The Weeds In Your Backyard

A little blip on the radar that is my scrumptiousness :D

Weedles #1: Goofy

Ok...I started to call my blogs Weedles. Like little weeds that get planted in your brain and soon spawn into huge plants that you want to smoke.

So...Weedle #1: GOOFY!

My life has taken a drastic change. I moved to my fathers with my husband and our three cats. I am selling my car, trying to work for a chemical plant, and have time for all my friends/boyfriend in the meantime.

However I find it goofy in the fact that my life is actually completely satisfactory. I am satisfied where I am. No if's, and's, or but's. I am stressed no doubt but to not have the weight of all the other crap in my life kinda feels awesome.

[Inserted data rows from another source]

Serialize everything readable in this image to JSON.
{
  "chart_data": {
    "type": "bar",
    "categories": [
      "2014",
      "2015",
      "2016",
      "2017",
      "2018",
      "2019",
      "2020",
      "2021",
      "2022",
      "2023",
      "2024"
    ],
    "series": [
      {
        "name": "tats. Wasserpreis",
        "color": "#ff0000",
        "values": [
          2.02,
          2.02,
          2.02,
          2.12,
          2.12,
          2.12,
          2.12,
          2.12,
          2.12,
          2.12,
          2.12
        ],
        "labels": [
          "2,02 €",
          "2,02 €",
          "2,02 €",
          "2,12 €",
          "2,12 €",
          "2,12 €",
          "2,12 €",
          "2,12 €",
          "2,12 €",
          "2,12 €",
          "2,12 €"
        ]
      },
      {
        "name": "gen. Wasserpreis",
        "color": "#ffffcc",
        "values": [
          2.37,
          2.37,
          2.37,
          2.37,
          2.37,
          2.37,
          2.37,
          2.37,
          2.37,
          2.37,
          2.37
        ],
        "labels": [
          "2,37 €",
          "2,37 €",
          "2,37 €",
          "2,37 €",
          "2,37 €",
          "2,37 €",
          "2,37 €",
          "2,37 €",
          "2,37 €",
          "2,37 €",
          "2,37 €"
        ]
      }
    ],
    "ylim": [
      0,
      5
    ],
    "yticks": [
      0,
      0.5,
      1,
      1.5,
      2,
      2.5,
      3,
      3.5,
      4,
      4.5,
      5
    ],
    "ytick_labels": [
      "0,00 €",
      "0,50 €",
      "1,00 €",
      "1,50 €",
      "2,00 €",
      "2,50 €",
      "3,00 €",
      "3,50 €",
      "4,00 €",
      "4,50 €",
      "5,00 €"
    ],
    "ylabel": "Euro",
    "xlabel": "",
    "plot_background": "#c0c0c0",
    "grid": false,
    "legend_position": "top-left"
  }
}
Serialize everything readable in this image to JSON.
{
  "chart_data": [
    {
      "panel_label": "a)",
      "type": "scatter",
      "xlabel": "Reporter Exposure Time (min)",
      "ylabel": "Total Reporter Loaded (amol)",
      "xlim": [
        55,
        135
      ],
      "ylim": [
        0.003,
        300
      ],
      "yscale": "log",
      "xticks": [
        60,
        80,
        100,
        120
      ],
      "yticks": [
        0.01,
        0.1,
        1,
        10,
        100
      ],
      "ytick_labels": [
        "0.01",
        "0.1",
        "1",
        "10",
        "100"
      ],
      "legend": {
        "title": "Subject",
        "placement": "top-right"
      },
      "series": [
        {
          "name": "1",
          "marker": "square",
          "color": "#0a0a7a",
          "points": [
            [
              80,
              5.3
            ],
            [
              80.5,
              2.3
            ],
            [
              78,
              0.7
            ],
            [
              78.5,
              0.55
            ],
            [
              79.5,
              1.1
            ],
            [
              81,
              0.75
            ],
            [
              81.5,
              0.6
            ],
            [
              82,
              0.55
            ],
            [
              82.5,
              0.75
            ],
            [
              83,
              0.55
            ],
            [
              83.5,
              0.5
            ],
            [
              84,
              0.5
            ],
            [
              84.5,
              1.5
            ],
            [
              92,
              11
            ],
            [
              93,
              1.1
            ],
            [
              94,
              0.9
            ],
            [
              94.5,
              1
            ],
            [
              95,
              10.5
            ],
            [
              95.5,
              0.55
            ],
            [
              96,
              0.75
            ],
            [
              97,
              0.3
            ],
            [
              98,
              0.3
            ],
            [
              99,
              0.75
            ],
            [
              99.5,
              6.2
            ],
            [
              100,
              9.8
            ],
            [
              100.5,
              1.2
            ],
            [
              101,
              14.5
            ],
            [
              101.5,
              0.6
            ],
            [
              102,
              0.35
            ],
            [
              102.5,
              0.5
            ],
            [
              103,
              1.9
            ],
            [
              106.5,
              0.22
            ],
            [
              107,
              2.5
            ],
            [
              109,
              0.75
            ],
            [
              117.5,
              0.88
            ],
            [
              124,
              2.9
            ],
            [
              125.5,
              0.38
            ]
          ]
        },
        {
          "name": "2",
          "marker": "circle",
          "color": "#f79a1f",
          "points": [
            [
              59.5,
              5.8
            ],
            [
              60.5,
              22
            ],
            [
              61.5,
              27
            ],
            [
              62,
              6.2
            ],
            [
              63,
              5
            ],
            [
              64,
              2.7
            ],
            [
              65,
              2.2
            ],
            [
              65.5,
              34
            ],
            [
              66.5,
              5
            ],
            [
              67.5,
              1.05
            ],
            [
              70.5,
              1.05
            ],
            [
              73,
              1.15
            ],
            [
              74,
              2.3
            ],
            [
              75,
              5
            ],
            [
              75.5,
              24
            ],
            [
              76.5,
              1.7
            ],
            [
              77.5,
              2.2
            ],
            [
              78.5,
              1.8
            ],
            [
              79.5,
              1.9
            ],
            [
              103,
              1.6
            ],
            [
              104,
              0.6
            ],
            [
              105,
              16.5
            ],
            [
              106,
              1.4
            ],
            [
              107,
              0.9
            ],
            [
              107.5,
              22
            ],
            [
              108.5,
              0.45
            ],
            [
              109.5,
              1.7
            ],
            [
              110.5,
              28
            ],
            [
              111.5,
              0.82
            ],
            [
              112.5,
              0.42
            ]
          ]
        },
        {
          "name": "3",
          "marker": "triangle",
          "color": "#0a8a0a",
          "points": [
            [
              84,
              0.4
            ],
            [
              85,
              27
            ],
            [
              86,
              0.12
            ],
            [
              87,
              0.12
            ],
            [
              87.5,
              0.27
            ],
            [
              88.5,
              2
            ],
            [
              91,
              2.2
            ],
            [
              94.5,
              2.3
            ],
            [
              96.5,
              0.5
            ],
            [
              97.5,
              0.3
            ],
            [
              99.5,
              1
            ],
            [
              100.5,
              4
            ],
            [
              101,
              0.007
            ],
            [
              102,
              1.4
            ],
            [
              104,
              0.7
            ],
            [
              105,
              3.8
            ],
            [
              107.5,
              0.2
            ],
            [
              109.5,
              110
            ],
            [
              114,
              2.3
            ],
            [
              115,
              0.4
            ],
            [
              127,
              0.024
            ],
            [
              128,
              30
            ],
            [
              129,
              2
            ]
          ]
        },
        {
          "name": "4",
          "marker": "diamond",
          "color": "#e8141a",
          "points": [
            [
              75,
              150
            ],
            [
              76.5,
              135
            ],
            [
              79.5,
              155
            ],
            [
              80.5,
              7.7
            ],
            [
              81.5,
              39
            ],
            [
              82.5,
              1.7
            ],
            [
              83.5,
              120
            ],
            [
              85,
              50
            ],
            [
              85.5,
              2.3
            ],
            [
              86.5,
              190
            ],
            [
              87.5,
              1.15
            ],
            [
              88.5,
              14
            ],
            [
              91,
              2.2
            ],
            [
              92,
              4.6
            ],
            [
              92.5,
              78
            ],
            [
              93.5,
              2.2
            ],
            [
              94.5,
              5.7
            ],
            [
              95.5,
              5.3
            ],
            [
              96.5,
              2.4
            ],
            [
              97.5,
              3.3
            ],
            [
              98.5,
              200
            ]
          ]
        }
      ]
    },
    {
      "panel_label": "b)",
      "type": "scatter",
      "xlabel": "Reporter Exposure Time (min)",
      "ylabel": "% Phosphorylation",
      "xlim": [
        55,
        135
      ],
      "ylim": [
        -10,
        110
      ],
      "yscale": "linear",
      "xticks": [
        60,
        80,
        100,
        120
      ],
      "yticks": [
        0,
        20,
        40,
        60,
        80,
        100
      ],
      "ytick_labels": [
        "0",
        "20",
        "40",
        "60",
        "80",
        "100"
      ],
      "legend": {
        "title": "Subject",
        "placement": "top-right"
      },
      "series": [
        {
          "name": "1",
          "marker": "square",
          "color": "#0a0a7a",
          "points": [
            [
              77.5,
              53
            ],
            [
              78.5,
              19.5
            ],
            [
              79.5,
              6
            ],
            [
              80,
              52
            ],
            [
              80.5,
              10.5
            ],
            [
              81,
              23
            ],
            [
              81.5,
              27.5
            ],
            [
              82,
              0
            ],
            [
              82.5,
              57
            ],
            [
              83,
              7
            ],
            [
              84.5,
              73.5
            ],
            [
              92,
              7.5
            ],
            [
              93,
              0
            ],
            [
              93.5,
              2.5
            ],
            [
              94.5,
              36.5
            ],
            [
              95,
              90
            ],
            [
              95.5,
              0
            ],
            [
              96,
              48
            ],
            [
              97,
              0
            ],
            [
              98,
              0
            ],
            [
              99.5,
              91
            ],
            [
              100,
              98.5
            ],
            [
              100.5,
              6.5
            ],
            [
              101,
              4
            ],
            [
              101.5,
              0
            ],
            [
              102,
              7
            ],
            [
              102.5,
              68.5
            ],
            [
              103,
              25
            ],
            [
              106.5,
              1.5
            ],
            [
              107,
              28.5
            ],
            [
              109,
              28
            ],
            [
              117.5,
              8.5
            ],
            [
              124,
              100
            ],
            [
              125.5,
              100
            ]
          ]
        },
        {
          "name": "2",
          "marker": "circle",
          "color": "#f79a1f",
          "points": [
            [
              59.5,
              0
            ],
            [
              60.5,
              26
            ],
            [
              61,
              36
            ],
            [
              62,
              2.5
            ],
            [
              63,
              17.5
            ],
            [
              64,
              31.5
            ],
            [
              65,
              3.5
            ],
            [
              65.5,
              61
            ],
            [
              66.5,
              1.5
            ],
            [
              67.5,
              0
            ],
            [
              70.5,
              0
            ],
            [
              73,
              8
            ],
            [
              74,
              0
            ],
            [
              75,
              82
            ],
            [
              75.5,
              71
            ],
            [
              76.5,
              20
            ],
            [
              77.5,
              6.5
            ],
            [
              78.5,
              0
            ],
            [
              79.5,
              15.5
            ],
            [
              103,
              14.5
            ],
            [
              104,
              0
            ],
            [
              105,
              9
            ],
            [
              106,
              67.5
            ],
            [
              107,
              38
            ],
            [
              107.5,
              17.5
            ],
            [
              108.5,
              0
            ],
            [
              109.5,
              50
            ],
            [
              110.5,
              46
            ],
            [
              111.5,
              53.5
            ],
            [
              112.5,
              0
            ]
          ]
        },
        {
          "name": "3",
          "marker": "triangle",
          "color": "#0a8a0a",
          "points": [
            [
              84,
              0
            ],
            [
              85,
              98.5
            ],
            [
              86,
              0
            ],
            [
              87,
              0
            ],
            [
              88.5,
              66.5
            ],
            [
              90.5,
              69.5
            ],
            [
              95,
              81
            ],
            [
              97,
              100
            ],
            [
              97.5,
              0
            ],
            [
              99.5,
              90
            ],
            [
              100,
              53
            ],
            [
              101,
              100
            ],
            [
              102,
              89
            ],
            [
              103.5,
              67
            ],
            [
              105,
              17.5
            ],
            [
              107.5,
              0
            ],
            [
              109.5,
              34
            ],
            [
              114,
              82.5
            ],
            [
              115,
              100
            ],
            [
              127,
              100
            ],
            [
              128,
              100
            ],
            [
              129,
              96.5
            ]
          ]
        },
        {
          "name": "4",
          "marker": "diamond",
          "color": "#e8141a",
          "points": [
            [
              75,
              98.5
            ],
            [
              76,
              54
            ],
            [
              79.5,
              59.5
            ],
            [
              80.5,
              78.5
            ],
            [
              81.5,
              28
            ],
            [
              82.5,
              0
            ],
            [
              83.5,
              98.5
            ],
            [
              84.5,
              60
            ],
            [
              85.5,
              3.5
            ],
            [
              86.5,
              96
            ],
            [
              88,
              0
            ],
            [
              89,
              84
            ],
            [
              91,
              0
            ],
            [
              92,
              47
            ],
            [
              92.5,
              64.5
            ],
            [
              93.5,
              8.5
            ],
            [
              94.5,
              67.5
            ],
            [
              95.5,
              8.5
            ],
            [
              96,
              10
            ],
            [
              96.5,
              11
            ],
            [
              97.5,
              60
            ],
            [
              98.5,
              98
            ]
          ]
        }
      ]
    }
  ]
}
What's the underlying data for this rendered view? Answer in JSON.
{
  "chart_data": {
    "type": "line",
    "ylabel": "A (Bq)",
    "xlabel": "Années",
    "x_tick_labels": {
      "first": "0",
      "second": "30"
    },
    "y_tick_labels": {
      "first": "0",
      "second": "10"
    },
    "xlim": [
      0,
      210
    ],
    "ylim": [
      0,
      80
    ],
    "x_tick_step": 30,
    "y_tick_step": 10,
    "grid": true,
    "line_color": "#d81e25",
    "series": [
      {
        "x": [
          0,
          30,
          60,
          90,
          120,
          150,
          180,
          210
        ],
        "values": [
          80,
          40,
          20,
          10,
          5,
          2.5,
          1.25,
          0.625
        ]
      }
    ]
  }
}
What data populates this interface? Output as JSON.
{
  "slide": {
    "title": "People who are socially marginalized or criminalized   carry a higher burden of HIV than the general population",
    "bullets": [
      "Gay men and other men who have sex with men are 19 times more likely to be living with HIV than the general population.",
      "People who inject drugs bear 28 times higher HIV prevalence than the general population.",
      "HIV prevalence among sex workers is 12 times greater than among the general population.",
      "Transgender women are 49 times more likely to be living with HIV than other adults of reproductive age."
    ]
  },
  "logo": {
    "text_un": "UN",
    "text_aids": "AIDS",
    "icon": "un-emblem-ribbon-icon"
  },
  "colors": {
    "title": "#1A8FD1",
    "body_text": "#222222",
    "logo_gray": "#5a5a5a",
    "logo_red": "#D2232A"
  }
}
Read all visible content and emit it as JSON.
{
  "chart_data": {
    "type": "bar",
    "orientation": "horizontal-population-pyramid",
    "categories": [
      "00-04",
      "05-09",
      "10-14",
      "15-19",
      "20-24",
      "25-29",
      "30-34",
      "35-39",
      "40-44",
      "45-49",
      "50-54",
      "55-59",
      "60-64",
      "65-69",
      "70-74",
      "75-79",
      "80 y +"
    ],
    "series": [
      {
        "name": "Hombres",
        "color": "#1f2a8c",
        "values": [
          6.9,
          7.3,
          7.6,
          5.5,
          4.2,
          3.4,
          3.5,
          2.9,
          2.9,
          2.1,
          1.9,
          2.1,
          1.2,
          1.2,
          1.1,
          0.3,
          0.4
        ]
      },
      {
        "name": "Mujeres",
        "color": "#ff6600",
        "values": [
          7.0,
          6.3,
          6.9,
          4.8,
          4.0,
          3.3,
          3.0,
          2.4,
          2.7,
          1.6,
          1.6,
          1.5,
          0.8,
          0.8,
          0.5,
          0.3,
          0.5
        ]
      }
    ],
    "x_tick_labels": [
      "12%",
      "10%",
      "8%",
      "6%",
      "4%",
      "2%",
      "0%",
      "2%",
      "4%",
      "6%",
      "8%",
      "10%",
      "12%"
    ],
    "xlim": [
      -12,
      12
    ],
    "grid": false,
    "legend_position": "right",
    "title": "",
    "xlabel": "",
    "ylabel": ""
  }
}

My bf posted a blog about our relationship, which was cute. We make random noises to each other on the computer and or keyboard rape each other. It's a vicious cycle. But in the end, it makes my day to know someone loves me even though I don't really speak his language. ;)

Me: you are so weird!
Sil: I know :D
Me: But so am I! gooblerkshkdjhaytevjakduirkkshjfkljhdf
Sil: I know what you mean.


I am also proud to report I have unlimited long distance calling. So I can now call my gay husband in Canada anytime I want for nothing out of pocket. It keeps me sane. I love being able to have someone to confide in an listen to me even though hes never met me. <3

Until my next Weedle...Love you all.

Today in FayLand

Today in Fayness land...I am loving life. Talking to my wonderful stoner of a boyfriend, whom I love dearly. I love him with all I have. I am currently sitting in my living room talking to him.

I have nothing to do, I hate being unemployed. I joined the realm of the unemployed about two weeks ago. Kinda sucks but I am doing pretty good. I am enjoying the things I never really got to now. I am becoming a travel agent and doing my own thing so I can take off in August to see my Justin. I am so happy.

On a side note...cottage cheese and sweetened condensed milk taste really good. Not together but...separately they are awesome! Just thought I would throw that out there.

On another side note..."YOU KNOW ITS AWKWARD WHEN I TRY TO JOG"
I heart American Dad.

This day I own..

Today, for the longest time in awhile I was truly happy and felt like things would turn out alright. I thought this merited me writing my feelings and thoughts down daily so I could track of my patterns and be able to relive them in the future.

I am a 22 year old girl who is married. Not to the love of my life mind you. I actually don't love my husband at all. I am in love with another. His name is Justin. If things go according to plan I am going to leave my husband and devote my time and love to Justin fully.

I live in Midvale, UT. No I am not Mormon, nor am I one of many wives either >.> I was raised Mormon but have eventually come to the conclusion that if God was as humble and forgiving as they say he is, why would he expect us to listen to an organized cult instead of learning and making the decision for ourselves? I have struggled with this for years and recently removed my name from church records and worship in my own way. I don't need someone to tell me how my personal relationship with God should be.

I am of the Liberal/Green Party. I support the legalization of marijuana. I think politics aren't for the people any longer and cater to whatever will get the government the most money. It's just a scam and I feel no need to keep up to date any longer.